The metric verve Liebman displayed during his unaccompanied introduction to “Night in Tunisia” suggested a rhythm section in his head. While some tunes, by virtue of their structure, are near impossible to camouflage, this standard was cleverly redesigned with harmonic alterations and unusual phrasing. The band steers clear of the obvious, especially on a warhorse.

Vic Juris is an unclassifiable guitar virtuoso. He supplies sweeping chords on the electric model that resonate and hang in the air, brushing in backdrops. He works hand-in-glove with Tony Marino’s melodic electric bass lines. As a soloist, Juris will strum and pick out-of-tempo notes that play tag with the beat or he’ll uncoil lines that cut across the beat. On a nylon-string acoustic guitar that also fed into the amplifier, he flat-picked filigree on “Lonely Woman.” Enthusiastic applause from guitar great John Pisano (who hosts Vitello’s guitar night Mondays) at a nearby table reinforced Juris’ status.

Though the dynamics could rise to crescendo pitch, the volume never reached a level of pain. Guitar and bass accounted for a low degree of electric hum, but when Liebman used a pitch-altering device clipped onto his soprano, the overtones and brief feedback marred an otherwise marvelous two sets. Juris and Liebman may employ electronic toys but never as gimmicks. They only expand sonic vocabulary.
Throughout, Marcinko was a resourceful fount of time, rhythmic invention and variety of sound. He drove the band and pushed against the soloists; his drum breaks served as transitions between tunes. He wrung sounds and tones out of the entire kit and added strings of bells and shells for added texture. Like Liebman and the others, Marcinko never cruised, not even for a measure.
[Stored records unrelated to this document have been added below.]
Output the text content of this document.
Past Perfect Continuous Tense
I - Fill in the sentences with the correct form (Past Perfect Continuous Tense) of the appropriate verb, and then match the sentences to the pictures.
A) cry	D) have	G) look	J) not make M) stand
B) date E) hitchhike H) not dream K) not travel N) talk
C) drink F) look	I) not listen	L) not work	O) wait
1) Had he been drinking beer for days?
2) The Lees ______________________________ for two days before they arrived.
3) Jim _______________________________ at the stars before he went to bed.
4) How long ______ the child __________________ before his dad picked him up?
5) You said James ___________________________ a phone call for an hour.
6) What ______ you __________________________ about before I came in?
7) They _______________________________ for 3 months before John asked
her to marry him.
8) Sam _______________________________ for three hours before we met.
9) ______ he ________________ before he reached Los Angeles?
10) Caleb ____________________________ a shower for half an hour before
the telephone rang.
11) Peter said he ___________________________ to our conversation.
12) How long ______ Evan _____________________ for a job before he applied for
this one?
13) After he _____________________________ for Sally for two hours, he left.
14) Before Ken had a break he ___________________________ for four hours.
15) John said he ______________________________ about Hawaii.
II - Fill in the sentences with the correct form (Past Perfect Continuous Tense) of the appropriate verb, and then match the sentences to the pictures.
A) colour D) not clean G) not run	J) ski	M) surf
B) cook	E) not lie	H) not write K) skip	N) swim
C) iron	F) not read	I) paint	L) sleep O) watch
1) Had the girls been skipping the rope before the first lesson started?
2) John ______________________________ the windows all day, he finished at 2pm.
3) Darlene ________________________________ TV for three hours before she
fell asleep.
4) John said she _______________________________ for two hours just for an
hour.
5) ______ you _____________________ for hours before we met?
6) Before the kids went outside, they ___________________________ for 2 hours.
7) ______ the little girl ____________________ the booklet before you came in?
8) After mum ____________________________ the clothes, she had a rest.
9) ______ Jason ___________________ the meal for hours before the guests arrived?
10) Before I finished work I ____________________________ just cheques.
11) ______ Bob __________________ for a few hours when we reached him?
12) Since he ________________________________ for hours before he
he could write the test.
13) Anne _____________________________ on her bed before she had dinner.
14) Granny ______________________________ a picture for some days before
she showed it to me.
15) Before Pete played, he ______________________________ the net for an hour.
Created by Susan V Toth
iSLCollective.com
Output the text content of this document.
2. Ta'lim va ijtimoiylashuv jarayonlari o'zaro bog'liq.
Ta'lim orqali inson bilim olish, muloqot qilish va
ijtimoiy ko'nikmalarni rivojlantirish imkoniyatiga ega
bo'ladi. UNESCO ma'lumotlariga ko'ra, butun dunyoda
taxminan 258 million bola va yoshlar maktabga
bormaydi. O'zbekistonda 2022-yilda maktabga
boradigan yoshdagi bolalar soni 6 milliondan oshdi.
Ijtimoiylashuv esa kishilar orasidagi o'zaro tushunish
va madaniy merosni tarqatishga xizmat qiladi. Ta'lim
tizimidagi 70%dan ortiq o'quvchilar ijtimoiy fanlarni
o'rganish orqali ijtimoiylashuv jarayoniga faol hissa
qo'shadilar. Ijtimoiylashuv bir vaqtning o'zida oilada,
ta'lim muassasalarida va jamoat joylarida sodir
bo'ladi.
The International Review of Music by Don Heckman:
Earlier this year, Dave Liebman received a lifetime achievement award from the National Endowment for the Arts. And it was about time. At 64, Liebman can look back on a remarkable sequence of achievements, on his own and in association with the likes of Elvin Jones, Miles Davis, Chick Corea and more. But his performance Friday night at Vitello’s was a convincing display of the fact that Liebman – despite his already significant “lifetime achievements” – still has much to say and do as a cutting edge jazz saxophonist, composer and leader.
All three of those attributes were manifest in his work with guitarist Vic Juris, bassist Tony Marino and drummer Marko Marcinko. And the lengthy history of the group – Juris and Marino have been with Liebman for twenty years, Marcinko for ten – was also a factor in a performance enlivened by the near-symbiotic interaction among the players.
Liebman limited himself to soprano saxophone and, on one piece, a small wooden flute. The music, mostly originals, tended to position Liebman’s soprano amid a simmering cauldron of rhythm, sometimes driven by hypnotic vamps, sometimes arcing into off-center meters. Each of the players balanced their rhythmic togetherness with passionate soloing – Juris blending sound and phrase in long, soaring lines, Marino surging across low register landscapes with ease, and Marcinko using his jazz drum kit as a virtual treasure chest of percussion sounds and timbres.
In the highlight of the set, Liebman played his tiny flute in an intimate, vocalized rendering of Ornette Coleman’s “Lonely Woman” – a selection from his soon to be released album, Turnaround: the Music of Ornette Coleman, which has already received Germany’s Preis Der Deutschen Schallplatten Kritik (German Record Critics Prize) award. The performance was stunning, its atmospheric dynamics perfectly capturing the dark intentions of Coleman’s memorable line.
What was most remarkable about the Liebman set, in its entirety, was the fact that it was utterly contemporary, cutting edge, envelope-stretching jazz in which the music nonetheless reached out to engage the listeners. At a time when ego-focused technique and virtuosity make too many jazz sets into fast-fingered personal showcases, Liebman and his players reminded us that the best jazz – classic or contemporary – always has the power to touch the emotions.